The United States Supreme Court decision in US vs. Booker, Supra, does not merely establish a new procedural rule --- which would render it only prospective in its application --- but rather passes on the very constitutionality of certain statutory provisions. See Schriro vs. Summerlin, 112 S. Ct. 2519 (2004).
In Miller vs. French, 120 S. Ct. 2246, 2246, 2247 (2000), the United States Supreme Court emphasized:
"While the boundaries between the three branches of government are not hermetically sealed, the Constitution prohibits one branch from encroaching upon the central prerogative of another."
We the (NCAJC) submit and argue that while the Colorado Legislature can establish the minimum amount of sentence and a maximum amount of sentence for each respective felony crime and misdemeanor criminal conviction, the Legislature of the State of Colorado cannot require the sentencing judge to mandatorily sentence a defendant to a mandatory sentence; the sentencing judge must have the authority and independent judicial discretion as to what particular sentence would be proper and appropriate for the separation of powers of Article III, "Distribution of Powers" of the Colorado Constitution, the sentencing judge must have the independent authority and judicial discretion to determine what sentence is appropriate in each case.
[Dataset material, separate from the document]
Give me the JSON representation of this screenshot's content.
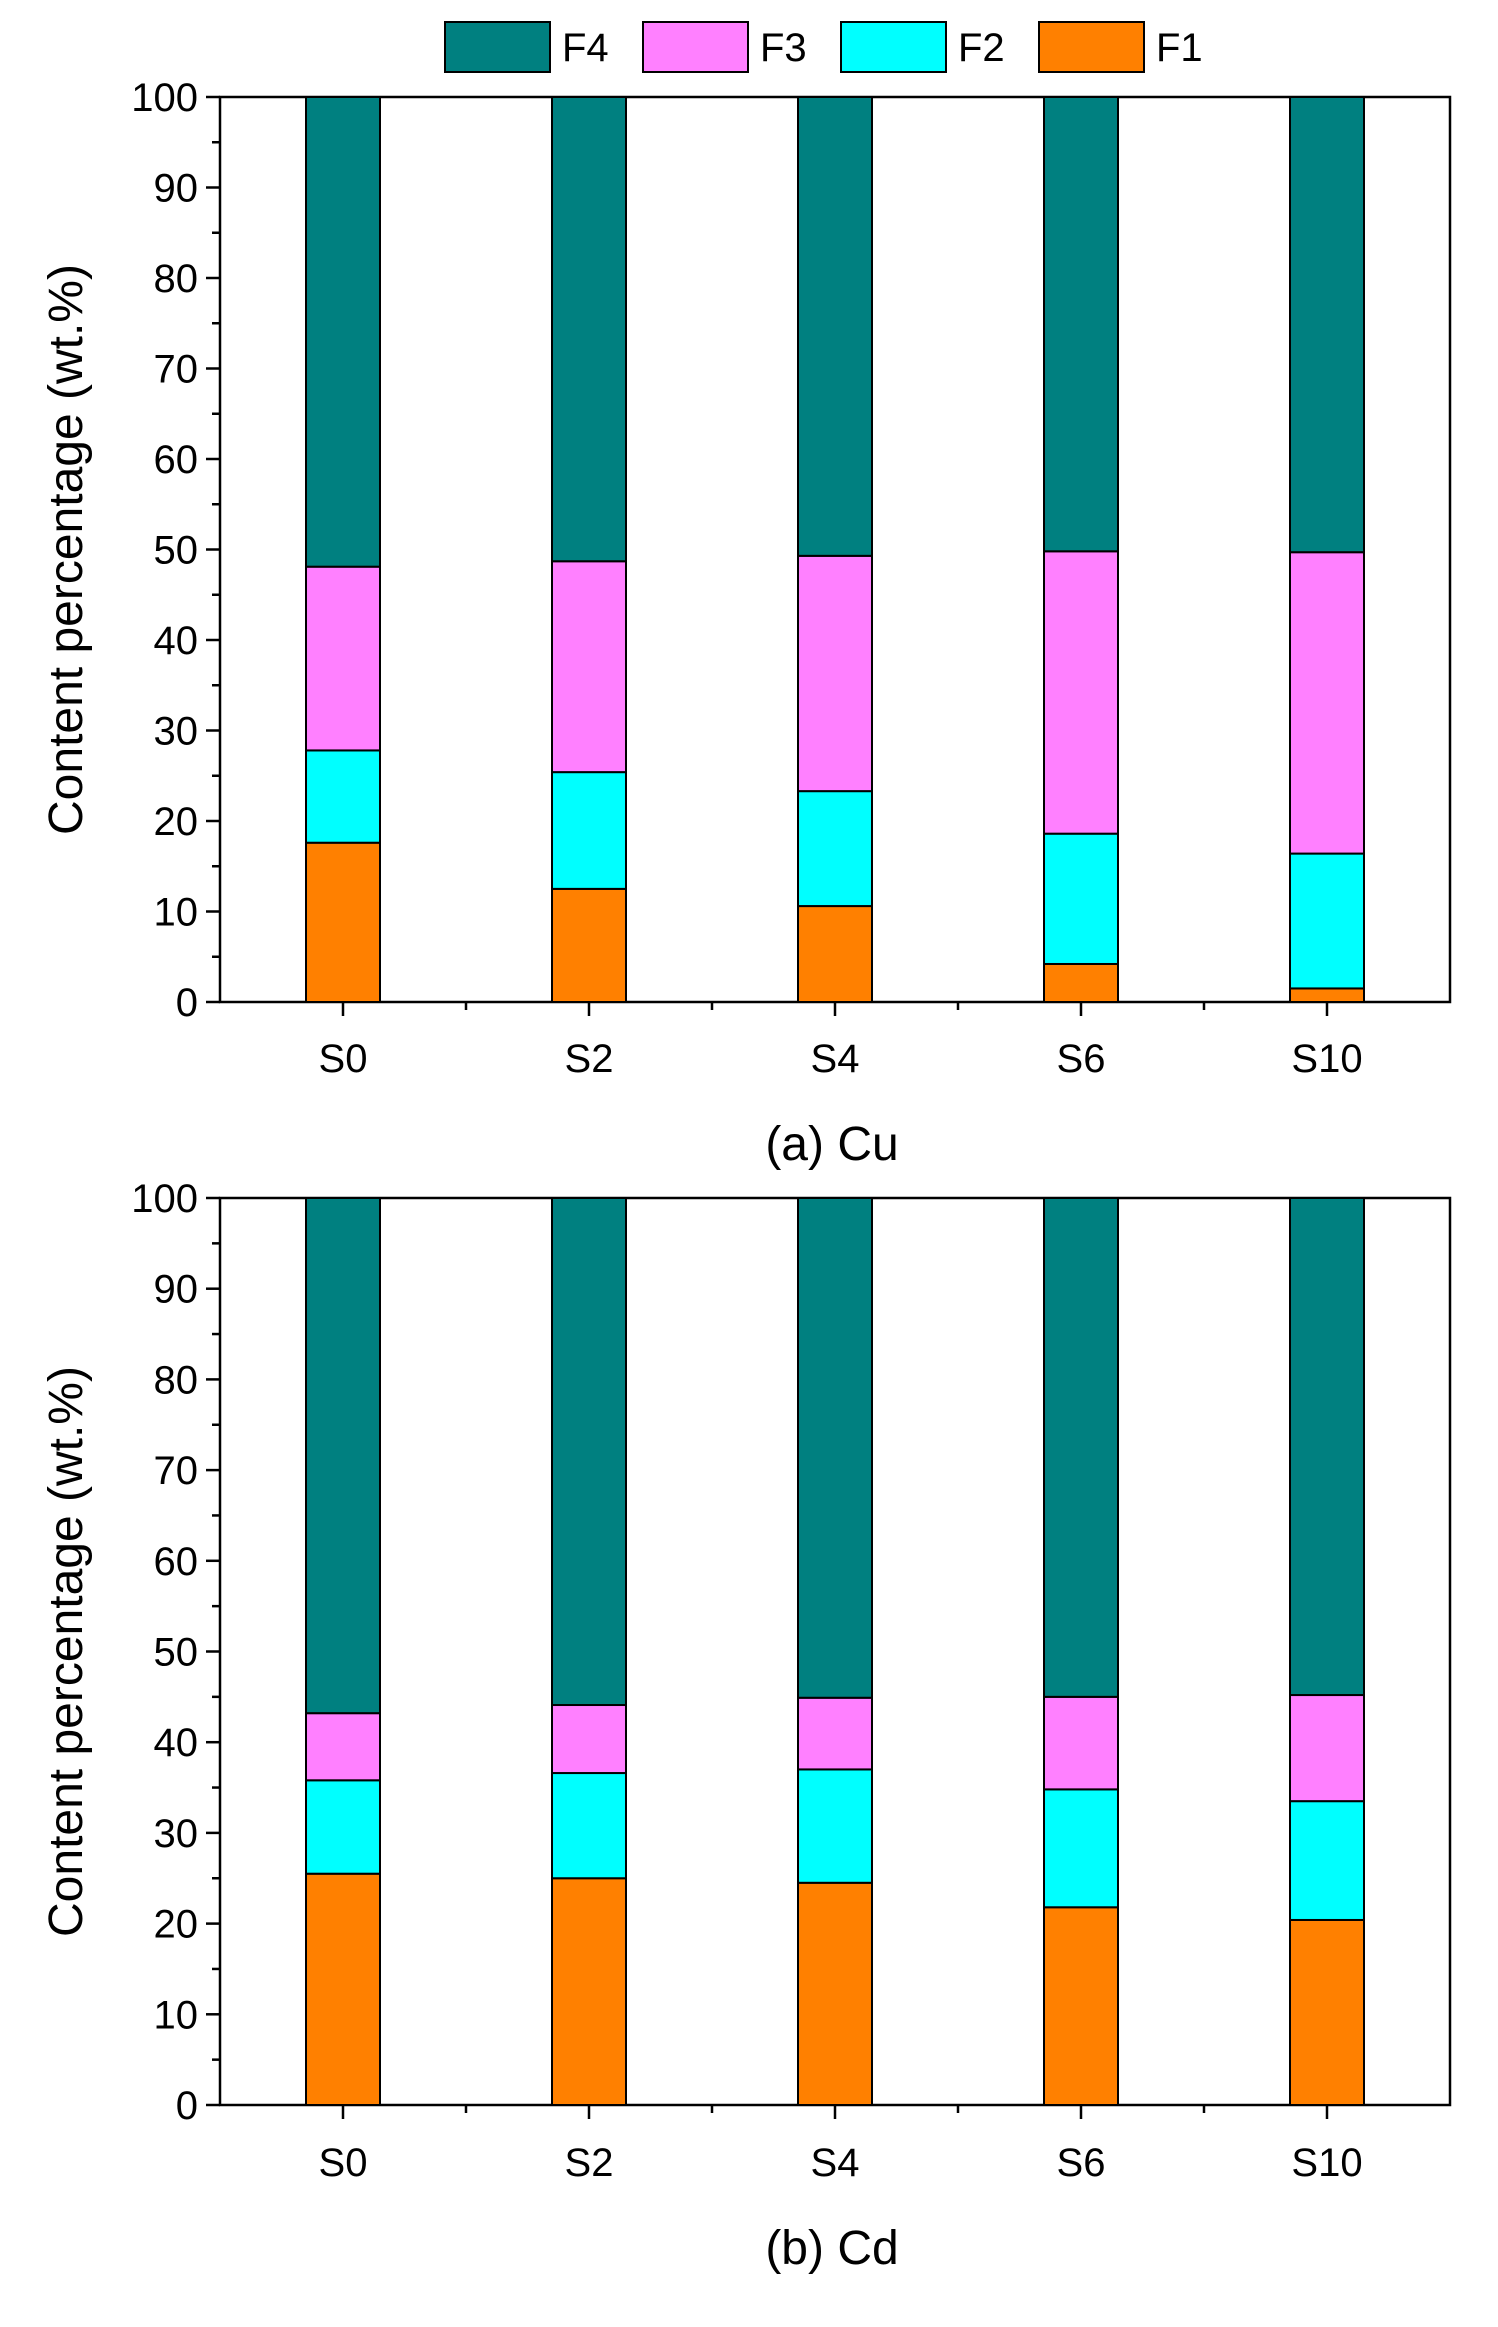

Since the sentence of Mandatory Parole that has been imposed upon the American people and the Citizens of the State of Colorado violates the 'Separation of Powers" provision of ArtIcle III of the Constitution of the State of Colorado, the Federal government of the United States, and the Colorado Legislature, must declare that the said statute violates the Colorado Constitution and vacate and set aside the sentencing of American Citizens to Mandatory Parole that Colorado Courts have imposed on the American public.
Wherefore, we the American people, do hereby pray for the following relief:
1). That the Federal government of the United States issue an ORDER TO SHOW CAUSE to the Attorney General of the State of Colorado to show cause within the next twenty (20) days as to why the Colorado Legislature should not declare the Colorado Mandatory Parole Act, Title 18-1.3-401 to be in violation of Article III of the Colorado Constitution and show cause why the Legislature should not vacate and set aside the Mandatory Parole that has been imposed upon the American people.
2). That the Federal government will issue an Order to declare the Colorado Mandatory Parole Act violates Article III of the Colorado Constitution and the United States Constitution.
3). That the Federal government will issue an Order to Vacate and Set Aside the Sentences of Mandatory Parole that the Colorado State Legislature has imposed upon the American people, and the Citizens of the State of Colorado.
4). That the Federal government may grant any other relief deemed fair, just, proper, and appropriate.
We of the National Committee Against Judicial Corruption (NCAJC), do hereby sign electronically this document this very day, April 12th, 2013, and do encourage the American people to forward this Protest to as many people as possible.